Tiger Woods had played fourteen holes before he got his first real look at the Old Head of Kinsale Golf Links. It had been a little foggy when Woods, the late, great Payne Stewart, Mark O'Meara, David Duval and Stuart Appleby set out to play this, the latest gem in Ireland's golfing crown.
"Well worth the wait," Tiger observed as the mist lifted and he got the breath taking view from the 15th tee. The fairway is bordered by the Atlantic Ocean and tumbles like a cascade much like the famous 11th at Ballybunion.
"This has to be one of the most spectacular locations I have ever seen for a golf course," said Mark O'Meara, "and the holes along by the sea are especially lovely, when the wind blows, this course will take on an entirely new character.
"The beauty of the place will make it a must for tourists from the U.S. but anyone who has a love of golf and scenic beauty should make a point of playing here, it's as simple as that."
But even before these golfing greats teed up, the Old Head, twenty miles south of Cork city, had been given the stamp of approval by the great amateur and former captain of the Royal and Ancient, Joe Carr.
Admittedly Joe, three times winner of the British Amateur title had been a design consultant for the course along with the legendary Eddie Hackett, Ron Kirby and Paddy Merrigan, so one would expect him to be lavish in his praise. But Joe would never say anything which might rebound on him or on his reputation as a straight shooter.
"The Old Head of Kinsale as a golf links, will, in my estimation rate with the great courses in the world," Carr insisted.
"It's location, scenic reality and spectacular terrain remind me of Cypress Point and Pebble Beach, two of America's most famous courses," he added. "To be associated with the design of this course is to me, the thrill of a life time. I see Old Head as a golfer's paradise with the potential of being the eight wonder of the world in golfing terms."
Praise indeed and sitting just seven miles from the harbour town of Kinsale, now considered the gourmet capital of Ireland gives these splendid links extra bonus points.
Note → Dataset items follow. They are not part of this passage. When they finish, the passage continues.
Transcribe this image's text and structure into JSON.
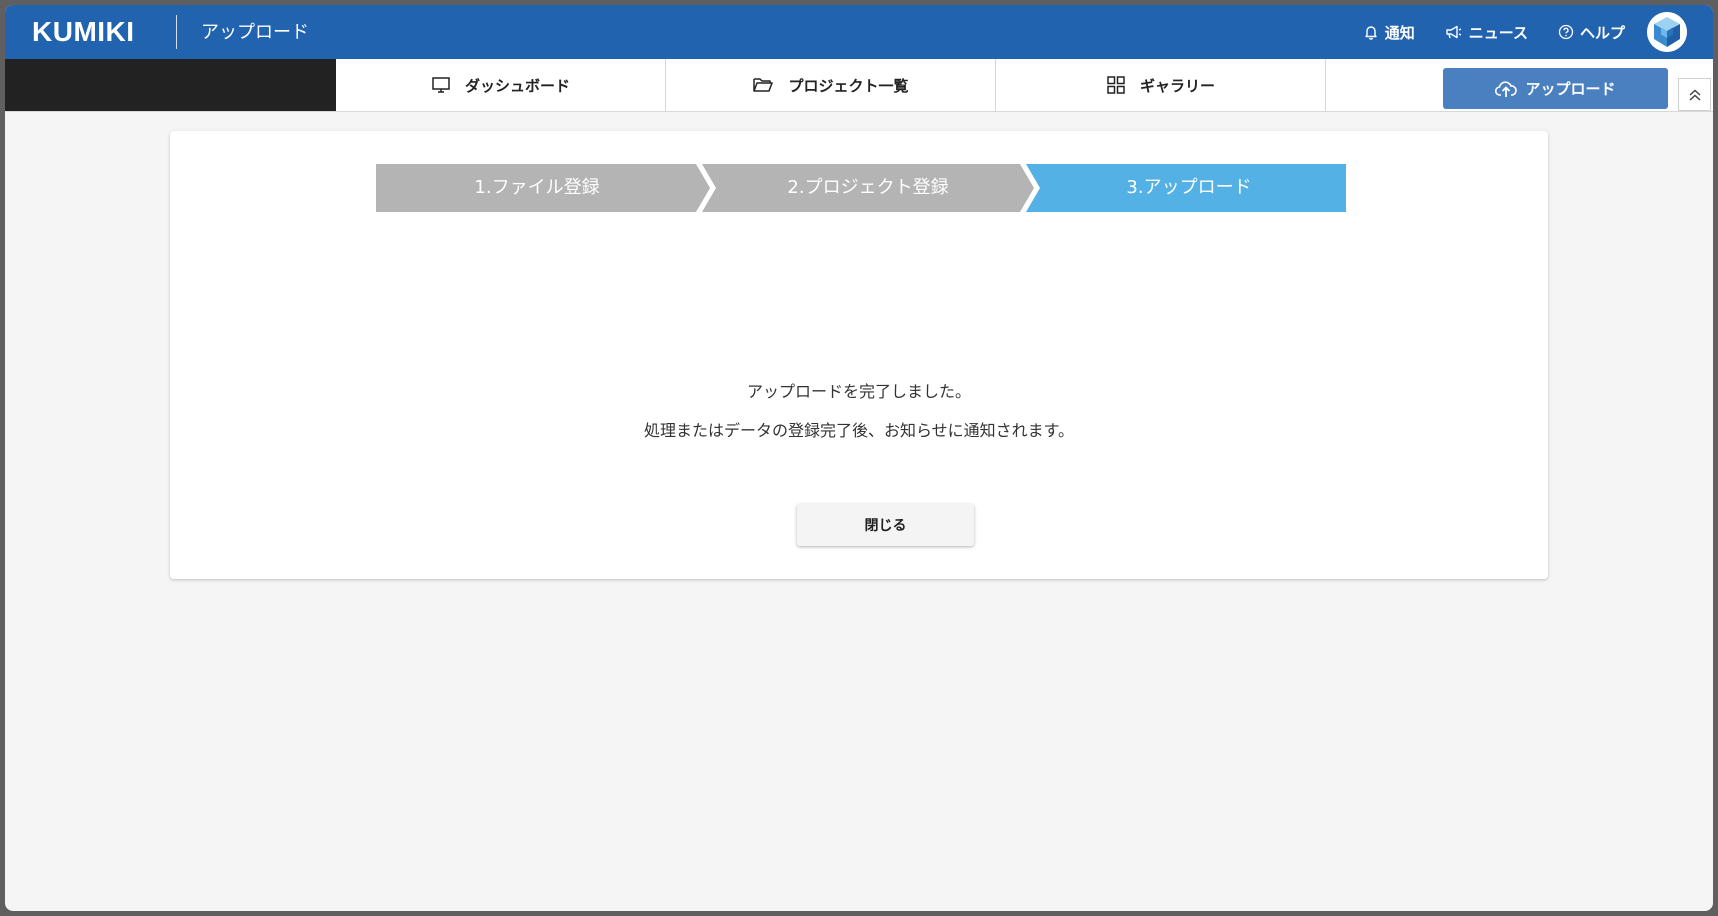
{
  "header": {
    "brand": "KUMIKI",
    "subtitle": "アップロード",
    "links": [
      {
        "label": "通知",
        "icon": "bell-icon"
      },
      {
        "label": "ニュース",
        "icon": "megaphone-icon"
      },
      {
        "label": "ヘルプ",
        "icon": "help-circle-icon"
      }
    ],
    "avatar_icon": "cube-avatar-icon"
  },
  "nav": {
    "tabs": [
      {
        "label": "ダッシュボード",
        "icon": "monitor-icon"
      },
      {
        "label": "プロジェクト一覧",
        "icon": "folder-icon"
      },
      {
        "label": "ギャラリー",
        "icon": "grid-icon"
      }
    ],
    "upload_button": {
      "label": "アップロード",
      "icon": "cloud-upload-icon"
    },
    "collapse_icon": "chevron-double-up-icon"
  },
  "steps": [
    {
      "label": "1.ファイル登録",
      "state": "done"
    },
    {
      "label": "2.プロジェクト登録",
      "state": "done"
    },
    {
      "label": "3.アップロード",
      "state": "current"
    }
  ],
  "main": {
    "message_line1": "アップロードを完了しました。",
    "message_line2": "処理またはデータの登録完了後、お知らせに通知されます。",
    "close_button": "閉じる"
  },
  "colors": {
    "header_bg": "#2263b0",
    "step_inactive": "#b4b4b4",
    "step_active": "#53b1e6",
    "upload_button": "#4a7fc0"
  }
}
The Old Head of Kinsale is a National monument and an old Roman site, fortified by a castle at the narrowest part of the headland and complete with a lighthouse built in 1853 and a series of small stone circles, thought to be the remains of Iron Age dwellings.
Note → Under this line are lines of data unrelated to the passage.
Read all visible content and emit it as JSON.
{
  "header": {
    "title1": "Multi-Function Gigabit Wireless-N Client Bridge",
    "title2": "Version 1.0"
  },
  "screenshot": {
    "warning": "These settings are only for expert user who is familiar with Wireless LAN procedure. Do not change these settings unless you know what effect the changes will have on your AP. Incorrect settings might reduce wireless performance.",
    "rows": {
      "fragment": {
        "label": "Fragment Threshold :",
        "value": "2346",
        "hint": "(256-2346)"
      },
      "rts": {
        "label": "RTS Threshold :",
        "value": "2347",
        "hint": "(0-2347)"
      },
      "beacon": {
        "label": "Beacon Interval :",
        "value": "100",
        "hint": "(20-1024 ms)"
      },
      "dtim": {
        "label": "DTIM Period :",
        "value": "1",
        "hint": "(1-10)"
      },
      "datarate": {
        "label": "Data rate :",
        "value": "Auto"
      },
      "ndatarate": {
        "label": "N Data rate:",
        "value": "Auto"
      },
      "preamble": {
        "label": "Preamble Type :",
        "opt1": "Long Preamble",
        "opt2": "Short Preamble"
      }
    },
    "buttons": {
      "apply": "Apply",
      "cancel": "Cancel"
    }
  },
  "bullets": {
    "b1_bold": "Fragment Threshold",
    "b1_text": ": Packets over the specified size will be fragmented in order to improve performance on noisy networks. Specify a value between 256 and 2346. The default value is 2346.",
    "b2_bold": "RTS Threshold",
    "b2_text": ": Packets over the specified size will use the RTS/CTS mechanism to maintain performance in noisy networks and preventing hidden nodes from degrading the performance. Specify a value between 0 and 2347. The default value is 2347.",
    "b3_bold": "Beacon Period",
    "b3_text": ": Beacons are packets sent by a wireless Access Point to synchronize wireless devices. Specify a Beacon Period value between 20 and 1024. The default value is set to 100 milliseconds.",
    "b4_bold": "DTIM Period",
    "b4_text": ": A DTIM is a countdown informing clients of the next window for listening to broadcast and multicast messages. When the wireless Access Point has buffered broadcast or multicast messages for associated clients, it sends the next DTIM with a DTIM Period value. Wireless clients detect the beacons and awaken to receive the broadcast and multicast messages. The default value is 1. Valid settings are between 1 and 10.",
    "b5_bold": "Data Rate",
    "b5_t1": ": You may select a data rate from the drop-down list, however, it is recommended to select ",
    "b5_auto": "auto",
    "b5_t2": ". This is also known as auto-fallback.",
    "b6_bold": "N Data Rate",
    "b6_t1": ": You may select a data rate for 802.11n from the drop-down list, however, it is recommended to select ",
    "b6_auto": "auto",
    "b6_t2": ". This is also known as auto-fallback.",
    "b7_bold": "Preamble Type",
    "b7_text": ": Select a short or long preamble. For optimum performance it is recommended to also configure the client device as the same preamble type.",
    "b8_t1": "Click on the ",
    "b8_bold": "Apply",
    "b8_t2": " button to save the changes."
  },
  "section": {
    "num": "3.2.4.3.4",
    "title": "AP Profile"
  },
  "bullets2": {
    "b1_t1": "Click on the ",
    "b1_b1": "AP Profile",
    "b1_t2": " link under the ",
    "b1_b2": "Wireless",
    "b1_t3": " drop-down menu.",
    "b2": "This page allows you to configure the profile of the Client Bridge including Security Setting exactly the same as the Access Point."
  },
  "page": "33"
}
Perhaps it all seems too good to be true but in fact it's not. Everyone who has played there has come away enthralled both by the beauty and the quality of the place, a location and course to rival the celebrated courses on the Monterey Peninsula.
My long time colleague, golf writer Charlie Mulqueen from The Examiner newspaper has played most of the great courses on both sides of the Atlantic, so he knows quality when he sees it. He wrote: "A golfing location that will never be rivalled in terms of drama and beauty."
There is probably nobody in Ireland with a greater knowledge of or a greater appreciation for a great golf layout than Christy O'Connor Senior, so when he says: "I have just seen the finest six holes in all of golf", it's time to sit up and take notice.
The cliff top holes have grabbed most of the headlines since the course was opened in June 1997 which is not surprising with the second hugging the cliff top with a green which looks ready to topple into the Atlantic, two hundred feet below.
The third is a 165 yards par three with the green again overlooking the ocean while the next - a 420 yards par four - is a longer and perhaps more spectacular version of the second.
And so it goes, a rare adventure on a course which has no playing restrictions and a green fee of £120. And when the intrepid golfer reaches the clubhouse, he can avail of a full restaurant service overseen by Jackie and Urban Mutter.
The course, which closes from November until April, has been undergoing some extensive renovations in recent months which will lengthen - to 7,300 yards -and enhance the lay out but all will be ready for a swinging summer for which they have already had more than 20,000 reservations.